To determine how much work is required to process a table, SQLite considers such factors as the availability of indices, whether or not the use of indices will obviate the need to sort, and how selective an index is. Some indices might reduce a search from a million rows down to a few thousand rows. Other indices might reduce the search down to a single row. The latter indices would be preferred, of course. The purpose of the ANALYZE command is to gather statistics on how selective an index is so that it can make an informed guess about which indices will reduce the search to thousands of rows versus one or two rows.
Beginning in version 3.2.6, there is an experimental command that will display a synopsis of the query plan chosen. Recall that by prepending the keyword EXPLAIN to any SQLite statement you can get a listing of the virtual machine program that implements the statement. The new experimental feature is to prepend three keywords: EXPLAIN QUERY PLAN. With this three-word prefix, the result is a succinct description of which tables are scanned and which indices are used to help with the scan. From this it is much easier to deduce the query plan than by trying to decypher a potentially long and cryptic VM program.
Manual Control Of Query Plans
SQLite provides the ability for advanced programmers to exercise control over the query plan chosen by the optimizer. One method for doing this is to fudge the ANALYZE results. All results from the ANALYZE command are stored in a special table named SQLITE_STAT1. This table can only be created by running the ANALYZE command, but once the table exists, knowledgable programmers can alter its contents using standard INSERT, UPDATE, and DELETE commands in order to fake out the query optimizer. For an program that uses an SQLite database as its application file format, one development approach would be to construct a large database containing typical data and run the ANALYZE command to gather statistics. Then modify the program so that when it creates new SQLite databases, it runs the ANALYZE command during schema creation in order to create the SQLITE_STAT1 table, then loads the SQLITE_STAT1 table with values saved from trial runs during development. In that way, statistics from large working data sets can be preloaded into newly created application files.

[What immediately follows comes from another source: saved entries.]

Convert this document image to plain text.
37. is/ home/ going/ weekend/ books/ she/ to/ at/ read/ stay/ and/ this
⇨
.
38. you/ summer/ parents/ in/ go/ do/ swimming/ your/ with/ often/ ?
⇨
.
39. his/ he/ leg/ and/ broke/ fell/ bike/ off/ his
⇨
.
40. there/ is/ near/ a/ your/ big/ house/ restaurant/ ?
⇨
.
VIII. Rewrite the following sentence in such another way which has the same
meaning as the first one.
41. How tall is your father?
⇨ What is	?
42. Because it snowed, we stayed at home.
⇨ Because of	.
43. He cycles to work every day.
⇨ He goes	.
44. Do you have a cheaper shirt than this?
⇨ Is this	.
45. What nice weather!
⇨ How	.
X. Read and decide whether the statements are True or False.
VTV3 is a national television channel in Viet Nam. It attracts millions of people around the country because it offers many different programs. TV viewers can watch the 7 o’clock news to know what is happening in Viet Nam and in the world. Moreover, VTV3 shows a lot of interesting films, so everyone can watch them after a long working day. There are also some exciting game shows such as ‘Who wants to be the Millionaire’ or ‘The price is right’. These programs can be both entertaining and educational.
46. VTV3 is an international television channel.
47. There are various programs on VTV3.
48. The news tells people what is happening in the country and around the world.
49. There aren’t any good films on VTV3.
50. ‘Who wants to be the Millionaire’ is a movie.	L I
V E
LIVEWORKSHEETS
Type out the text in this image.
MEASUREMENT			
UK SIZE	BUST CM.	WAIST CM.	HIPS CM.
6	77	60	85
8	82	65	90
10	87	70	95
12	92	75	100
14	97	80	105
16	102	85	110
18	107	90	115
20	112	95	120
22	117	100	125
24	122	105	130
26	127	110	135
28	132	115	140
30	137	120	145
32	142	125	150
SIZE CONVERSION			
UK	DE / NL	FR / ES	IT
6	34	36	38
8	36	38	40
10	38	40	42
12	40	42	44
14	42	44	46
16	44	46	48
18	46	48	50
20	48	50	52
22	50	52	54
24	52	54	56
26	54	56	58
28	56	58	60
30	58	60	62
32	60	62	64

Another approach to manually controlling the query plan is to use some peculiar syntax on joins that disables the table reordering optimization. If you use the keyword CROSS in a join, then the two tables connected by that join will not be reordered. So in this query, the optimizer is free to reorder the tables of the FROM clause anyway it sees fit:
SELECT * FROM node AS n1, edge AS e, node AS n2 WHERE n1.name = 'alice' AND n2.name = 'bob' AND e.orig = n1.id AND e.dest = n2.id;
But in the following logically equivalent formulation of the query, the substitution of "CROSS JOIN" for the "," means that the order of tables must be N1, E, N2.
SELECT * FROM node AS n1 CROSS JOIN edge AS e CROSS JOIN node AS n2 WHERE n1.name = 'alice' AND n2.name = 'bob' AND e.orig = n1.id AND e.dest = n2.id;
Hence, in the second form, the query plan must be option 2. Note that you must use the keyword CROSS in order to disable the table reordering optimization. INNER JOIN, NATURAL JOIN, JOIN, and other similar combinations work just like a comma join in that the optimizer is free to reorder tables as it sees fit. (Table reordering is also disabled on an outer join, but that is because outer joins are not associative or commutative. Reordering tables in outer joins changes the result.) The use of the CROSS keyword to disable the table reordering by the optimizer is a planned feature for SQLite 3.2.6.